Eddie’nin öldürdüğü genç kızın ebeveynleri Ken ve Kathy rollerinde Peter Wight (A Confession, Brief Encounters, I Want My Wife Back, The Paradise, Monday Monday) ve Barbara Marten‘i (Sanctuary, The Mill, Goldplated) izliyoruz. Eddie’nin şartlı tahliyeyle salınmasından rahatsızlık duyuyorlar. Hala da öfkeliler ona karşı. Özellikle de Ken.

*Joel Fry (Plebs, You, Me and the Apocalypse, Our Flag Means Death, Game of Thrones) ve Joe Armstrong (Gentleman Jack, The Village, Robin Hood), Eddie’nin 10 sene öncesinden eski dostları Darren ve Ben rolleriyle karşımıza çıkıyorlar. Eddie’ye karşı biraz mesafeliler. Özellikle de Ben.

*Sherwood, The Witcher, Ridley, Father & Son ve Spy gibi dizilerden anımsanabilecek Terence Maynard‘ı Eddie’nin kalacağı merkezin sorumlusu Colin rolüyle izliyoruz.

*Sherwood, Alma’s Not Normal, The Interceptor, True Dare Kiss ve Jane Eyre gibi dizilerden anımsanabilecek Lorraine Ashbourne, Paula’nın amiri Marion karakterine hayat veriyor.

*Screw, Without You ve Dead Boss gibi dizilerden anımsanabilecek Barnaby Kay, Paula’nın destekleyici eşi Will karakterini canlandırıyor.

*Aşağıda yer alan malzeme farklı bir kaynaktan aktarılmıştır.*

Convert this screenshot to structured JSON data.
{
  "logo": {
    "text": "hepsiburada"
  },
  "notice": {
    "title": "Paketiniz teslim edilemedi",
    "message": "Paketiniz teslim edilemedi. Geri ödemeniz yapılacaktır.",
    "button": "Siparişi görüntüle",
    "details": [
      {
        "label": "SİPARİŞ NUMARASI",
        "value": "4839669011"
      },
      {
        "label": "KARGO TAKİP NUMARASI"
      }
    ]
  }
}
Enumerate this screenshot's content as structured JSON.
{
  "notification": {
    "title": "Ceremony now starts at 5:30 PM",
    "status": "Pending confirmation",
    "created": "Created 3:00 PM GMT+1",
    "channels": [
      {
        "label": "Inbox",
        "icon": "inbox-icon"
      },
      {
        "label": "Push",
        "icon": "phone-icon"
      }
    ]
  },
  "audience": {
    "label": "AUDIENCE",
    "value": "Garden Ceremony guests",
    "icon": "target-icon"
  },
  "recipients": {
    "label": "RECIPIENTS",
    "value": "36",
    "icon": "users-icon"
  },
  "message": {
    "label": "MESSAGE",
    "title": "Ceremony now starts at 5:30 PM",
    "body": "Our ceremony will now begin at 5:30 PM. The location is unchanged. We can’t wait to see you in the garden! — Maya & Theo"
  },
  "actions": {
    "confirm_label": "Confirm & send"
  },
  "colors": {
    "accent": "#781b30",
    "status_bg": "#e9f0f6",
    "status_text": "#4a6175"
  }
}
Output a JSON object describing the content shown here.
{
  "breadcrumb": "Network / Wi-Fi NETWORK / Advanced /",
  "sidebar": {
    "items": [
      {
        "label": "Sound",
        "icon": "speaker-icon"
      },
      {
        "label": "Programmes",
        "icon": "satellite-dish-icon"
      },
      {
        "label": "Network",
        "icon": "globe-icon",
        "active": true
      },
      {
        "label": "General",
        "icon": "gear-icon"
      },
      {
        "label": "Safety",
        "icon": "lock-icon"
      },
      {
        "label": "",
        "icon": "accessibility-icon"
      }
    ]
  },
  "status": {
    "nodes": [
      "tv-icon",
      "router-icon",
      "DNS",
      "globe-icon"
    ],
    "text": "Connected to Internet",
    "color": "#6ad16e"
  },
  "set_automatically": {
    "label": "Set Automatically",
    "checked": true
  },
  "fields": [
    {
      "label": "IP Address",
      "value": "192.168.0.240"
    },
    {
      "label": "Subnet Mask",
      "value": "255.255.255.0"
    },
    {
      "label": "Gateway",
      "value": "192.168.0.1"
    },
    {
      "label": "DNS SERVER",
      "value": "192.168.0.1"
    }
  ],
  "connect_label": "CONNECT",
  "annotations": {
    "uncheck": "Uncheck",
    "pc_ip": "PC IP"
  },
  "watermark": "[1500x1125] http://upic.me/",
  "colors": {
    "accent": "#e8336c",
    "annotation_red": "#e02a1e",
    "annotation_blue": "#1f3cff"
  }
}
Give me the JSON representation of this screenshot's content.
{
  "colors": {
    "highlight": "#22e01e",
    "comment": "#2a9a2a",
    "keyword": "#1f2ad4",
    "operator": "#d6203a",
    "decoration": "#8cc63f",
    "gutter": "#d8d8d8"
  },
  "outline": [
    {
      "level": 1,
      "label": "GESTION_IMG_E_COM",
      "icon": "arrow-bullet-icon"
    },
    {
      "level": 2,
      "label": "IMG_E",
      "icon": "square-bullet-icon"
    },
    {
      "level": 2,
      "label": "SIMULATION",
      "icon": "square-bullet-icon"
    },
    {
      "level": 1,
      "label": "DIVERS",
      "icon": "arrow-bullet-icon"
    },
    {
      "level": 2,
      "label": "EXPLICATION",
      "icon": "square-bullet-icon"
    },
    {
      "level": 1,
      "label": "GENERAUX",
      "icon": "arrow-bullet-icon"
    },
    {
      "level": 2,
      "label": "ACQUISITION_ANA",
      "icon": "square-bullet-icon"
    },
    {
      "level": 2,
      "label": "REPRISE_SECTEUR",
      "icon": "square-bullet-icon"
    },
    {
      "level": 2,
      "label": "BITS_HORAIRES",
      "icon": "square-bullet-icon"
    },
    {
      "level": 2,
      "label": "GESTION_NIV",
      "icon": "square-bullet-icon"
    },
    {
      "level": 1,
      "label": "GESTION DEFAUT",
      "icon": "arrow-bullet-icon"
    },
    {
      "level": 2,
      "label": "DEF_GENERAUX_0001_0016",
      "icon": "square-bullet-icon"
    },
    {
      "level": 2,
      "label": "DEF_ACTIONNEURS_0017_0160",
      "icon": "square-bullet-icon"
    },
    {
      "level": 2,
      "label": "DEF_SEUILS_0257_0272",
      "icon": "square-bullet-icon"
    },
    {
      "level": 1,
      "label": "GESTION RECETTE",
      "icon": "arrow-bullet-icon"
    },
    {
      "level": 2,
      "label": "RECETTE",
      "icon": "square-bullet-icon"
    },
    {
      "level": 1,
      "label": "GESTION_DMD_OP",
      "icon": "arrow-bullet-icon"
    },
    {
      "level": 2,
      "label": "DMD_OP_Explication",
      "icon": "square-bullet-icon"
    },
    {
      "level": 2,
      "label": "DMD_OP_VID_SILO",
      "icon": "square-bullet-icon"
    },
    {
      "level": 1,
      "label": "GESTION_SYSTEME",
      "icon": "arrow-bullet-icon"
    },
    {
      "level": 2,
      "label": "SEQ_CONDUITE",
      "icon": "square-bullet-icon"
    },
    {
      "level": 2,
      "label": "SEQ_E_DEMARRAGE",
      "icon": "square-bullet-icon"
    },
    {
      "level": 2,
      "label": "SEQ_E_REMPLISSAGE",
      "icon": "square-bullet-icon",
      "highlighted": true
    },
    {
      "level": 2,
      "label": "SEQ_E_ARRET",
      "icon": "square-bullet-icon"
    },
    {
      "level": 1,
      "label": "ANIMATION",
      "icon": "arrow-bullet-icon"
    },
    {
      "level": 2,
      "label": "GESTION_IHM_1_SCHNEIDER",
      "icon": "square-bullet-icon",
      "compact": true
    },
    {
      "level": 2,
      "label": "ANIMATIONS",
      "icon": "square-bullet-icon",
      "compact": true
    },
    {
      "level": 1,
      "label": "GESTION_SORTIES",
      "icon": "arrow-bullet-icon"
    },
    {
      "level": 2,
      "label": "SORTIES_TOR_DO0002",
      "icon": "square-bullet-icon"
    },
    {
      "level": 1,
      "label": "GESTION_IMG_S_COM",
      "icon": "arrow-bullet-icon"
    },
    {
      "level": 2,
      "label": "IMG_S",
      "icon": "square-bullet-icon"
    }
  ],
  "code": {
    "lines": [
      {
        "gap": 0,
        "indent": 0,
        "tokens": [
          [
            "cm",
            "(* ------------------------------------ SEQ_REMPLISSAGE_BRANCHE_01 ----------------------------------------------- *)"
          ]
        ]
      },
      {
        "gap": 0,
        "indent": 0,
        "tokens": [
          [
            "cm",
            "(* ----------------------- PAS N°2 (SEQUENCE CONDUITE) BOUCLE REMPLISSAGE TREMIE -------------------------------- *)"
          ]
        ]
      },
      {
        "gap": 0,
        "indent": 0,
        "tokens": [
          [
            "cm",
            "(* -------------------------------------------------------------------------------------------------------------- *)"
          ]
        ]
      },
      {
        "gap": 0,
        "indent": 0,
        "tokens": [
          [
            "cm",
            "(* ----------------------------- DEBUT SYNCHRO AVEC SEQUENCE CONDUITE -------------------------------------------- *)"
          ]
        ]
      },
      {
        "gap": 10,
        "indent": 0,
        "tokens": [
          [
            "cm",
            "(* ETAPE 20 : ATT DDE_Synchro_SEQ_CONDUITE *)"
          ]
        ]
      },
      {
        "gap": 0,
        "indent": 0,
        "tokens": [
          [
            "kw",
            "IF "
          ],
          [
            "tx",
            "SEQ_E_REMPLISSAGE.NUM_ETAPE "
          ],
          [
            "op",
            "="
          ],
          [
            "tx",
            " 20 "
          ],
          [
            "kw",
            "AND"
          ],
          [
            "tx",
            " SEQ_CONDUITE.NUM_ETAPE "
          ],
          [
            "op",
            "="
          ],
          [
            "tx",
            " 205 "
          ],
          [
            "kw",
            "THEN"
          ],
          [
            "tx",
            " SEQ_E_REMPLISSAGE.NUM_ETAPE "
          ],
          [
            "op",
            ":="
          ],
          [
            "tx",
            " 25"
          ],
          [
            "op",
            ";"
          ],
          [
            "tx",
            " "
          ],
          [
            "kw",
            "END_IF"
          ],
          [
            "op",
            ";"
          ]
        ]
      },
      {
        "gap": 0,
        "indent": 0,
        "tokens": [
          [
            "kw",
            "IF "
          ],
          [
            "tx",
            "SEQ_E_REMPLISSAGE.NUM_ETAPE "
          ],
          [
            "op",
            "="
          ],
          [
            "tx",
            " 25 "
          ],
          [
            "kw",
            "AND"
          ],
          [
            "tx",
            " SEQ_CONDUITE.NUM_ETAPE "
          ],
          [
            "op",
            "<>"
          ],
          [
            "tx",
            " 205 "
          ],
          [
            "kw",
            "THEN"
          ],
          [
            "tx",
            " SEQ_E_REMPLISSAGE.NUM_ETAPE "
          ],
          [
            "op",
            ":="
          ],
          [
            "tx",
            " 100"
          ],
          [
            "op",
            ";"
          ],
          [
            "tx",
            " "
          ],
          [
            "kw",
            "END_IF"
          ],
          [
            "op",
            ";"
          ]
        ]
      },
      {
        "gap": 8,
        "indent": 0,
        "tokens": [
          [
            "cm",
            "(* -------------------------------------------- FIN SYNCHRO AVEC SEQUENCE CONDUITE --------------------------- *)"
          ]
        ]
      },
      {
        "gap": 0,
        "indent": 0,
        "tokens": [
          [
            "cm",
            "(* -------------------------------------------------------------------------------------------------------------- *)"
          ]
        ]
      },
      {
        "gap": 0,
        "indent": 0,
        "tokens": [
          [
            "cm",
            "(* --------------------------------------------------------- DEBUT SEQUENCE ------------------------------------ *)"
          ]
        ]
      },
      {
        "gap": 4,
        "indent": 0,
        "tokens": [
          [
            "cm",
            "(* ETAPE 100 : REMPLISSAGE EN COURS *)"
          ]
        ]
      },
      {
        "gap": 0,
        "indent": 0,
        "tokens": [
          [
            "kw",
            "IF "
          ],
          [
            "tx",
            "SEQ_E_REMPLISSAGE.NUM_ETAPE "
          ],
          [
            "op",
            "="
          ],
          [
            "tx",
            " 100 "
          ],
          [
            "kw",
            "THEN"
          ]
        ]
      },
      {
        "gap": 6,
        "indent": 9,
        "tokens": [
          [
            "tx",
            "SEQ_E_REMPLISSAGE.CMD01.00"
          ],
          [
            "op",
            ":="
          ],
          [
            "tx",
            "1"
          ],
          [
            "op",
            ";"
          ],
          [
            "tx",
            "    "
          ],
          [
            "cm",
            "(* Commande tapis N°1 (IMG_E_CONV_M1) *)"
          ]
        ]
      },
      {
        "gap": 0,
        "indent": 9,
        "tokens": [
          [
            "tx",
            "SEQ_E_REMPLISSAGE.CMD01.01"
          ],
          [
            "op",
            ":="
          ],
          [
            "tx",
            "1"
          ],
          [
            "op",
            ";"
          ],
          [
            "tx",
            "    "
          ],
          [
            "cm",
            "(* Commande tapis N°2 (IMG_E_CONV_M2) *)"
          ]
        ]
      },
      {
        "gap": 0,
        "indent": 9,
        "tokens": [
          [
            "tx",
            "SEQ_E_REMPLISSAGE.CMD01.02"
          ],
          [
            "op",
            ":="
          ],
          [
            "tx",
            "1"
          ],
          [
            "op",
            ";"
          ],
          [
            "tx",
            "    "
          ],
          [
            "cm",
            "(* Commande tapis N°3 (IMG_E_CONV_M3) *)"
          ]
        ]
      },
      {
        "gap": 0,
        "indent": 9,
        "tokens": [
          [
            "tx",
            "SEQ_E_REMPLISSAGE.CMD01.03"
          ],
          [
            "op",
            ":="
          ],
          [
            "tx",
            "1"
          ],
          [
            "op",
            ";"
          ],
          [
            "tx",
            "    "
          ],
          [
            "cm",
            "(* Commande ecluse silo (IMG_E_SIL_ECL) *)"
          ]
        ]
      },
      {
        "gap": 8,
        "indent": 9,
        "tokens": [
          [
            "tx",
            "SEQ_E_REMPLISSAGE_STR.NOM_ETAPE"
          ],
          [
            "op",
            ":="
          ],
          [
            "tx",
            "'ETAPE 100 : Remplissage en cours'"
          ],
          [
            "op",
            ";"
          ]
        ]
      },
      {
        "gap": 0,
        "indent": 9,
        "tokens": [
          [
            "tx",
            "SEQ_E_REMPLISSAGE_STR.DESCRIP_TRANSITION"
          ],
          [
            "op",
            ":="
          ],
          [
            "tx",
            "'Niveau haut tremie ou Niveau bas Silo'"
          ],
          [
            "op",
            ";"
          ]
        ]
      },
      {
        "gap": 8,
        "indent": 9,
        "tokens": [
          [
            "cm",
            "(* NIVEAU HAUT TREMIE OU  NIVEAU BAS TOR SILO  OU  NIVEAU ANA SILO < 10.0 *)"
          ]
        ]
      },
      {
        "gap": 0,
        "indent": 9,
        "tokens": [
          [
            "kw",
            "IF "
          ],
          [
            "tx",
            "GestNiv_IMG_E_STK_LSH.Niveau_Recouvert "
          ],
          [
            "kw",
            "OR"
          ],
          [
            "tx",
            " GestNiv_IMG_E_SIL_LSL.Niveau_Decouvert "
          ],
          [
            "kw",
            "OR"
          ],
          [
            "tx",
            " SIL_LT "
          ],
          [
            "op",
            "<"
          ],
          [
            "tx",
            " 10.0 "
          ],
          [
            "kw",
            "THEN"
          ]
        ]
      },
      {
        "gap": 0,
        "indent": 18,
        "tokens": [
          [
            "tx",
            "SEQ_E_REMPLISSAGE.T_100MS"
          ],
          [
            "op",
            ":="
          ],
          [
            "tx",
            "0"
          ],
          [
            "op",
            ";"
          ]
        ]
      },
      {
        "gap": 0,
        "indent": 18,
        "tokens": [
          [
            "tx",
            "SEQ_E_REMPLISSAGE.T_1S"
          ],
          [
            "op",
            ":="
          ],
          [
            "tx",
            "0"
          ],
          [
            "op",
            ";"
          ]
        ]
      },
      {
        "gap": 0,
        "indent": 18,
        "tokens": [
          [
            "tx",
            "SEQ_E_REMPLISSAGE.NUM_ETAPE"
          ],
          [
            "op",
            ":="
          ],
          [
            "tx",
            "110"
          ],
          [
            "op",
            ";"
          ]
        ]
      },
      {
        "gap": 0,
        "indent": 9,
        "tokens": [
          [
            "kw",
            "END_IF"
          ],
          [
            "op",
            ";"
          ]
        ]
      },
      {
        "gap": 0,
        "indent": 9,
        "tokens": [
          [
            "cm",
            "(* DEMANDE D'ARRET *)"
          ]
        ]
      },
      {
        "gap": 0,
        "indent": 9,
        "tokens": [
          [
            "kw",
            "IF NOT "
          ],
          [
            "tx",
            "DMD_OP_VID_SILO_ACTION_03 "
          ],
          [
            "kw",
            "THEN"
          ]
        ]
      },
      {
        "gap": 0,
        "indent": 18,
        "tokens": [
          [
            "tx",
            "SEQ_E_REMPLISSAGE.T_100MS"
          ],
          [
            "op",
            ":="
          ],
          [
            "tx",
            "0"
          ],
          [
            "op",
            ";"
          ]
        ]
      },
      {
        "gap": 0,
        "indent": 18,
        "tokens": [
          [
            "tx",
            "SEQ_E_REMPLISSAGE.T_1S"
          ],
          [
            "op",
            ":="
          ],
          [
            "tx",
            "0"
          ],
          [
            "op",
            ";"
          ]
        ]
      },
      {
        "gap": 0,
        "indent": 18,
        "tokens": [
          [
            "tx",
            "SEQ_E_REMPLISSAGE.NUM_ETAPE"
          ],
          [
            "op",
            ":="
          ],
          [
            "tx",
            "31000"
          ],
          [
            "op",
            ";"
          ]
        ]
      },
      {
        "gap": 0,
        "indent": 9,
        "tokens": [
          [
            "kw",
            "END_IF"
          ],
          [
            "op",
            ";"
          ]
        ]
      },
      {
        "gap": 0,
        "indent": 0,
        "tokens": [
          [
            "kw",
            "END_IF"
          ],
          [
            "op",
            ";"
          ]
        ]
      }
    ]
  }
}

*Kadroda ayrıca Nicholas Gleaves (Survivors, The Chase, The Rising) ve Nick Blood (Agents of S.H.I.E.L.D., Close to Me, Material Girl) gibi isimler mevcut.

Dizinin ilk bölümünü izledim. Vasat ama izlenebilir durumda olduğunu düşünüyorum. Sakin sayılabilecek bir bölümdü. Tarzının bu olduğunu düşünüyorum ve ilerleyen bölümlerde de aman aman bir tempo beklemiyorum. Başroldeki iki oyuncuyu da izlemeyi severim ki dizinin de benim için artısı bu oldu zaten. Bölüm sonunda gelen hamle için ise beklediğim bir hamle olduğunu söyleyebilirim.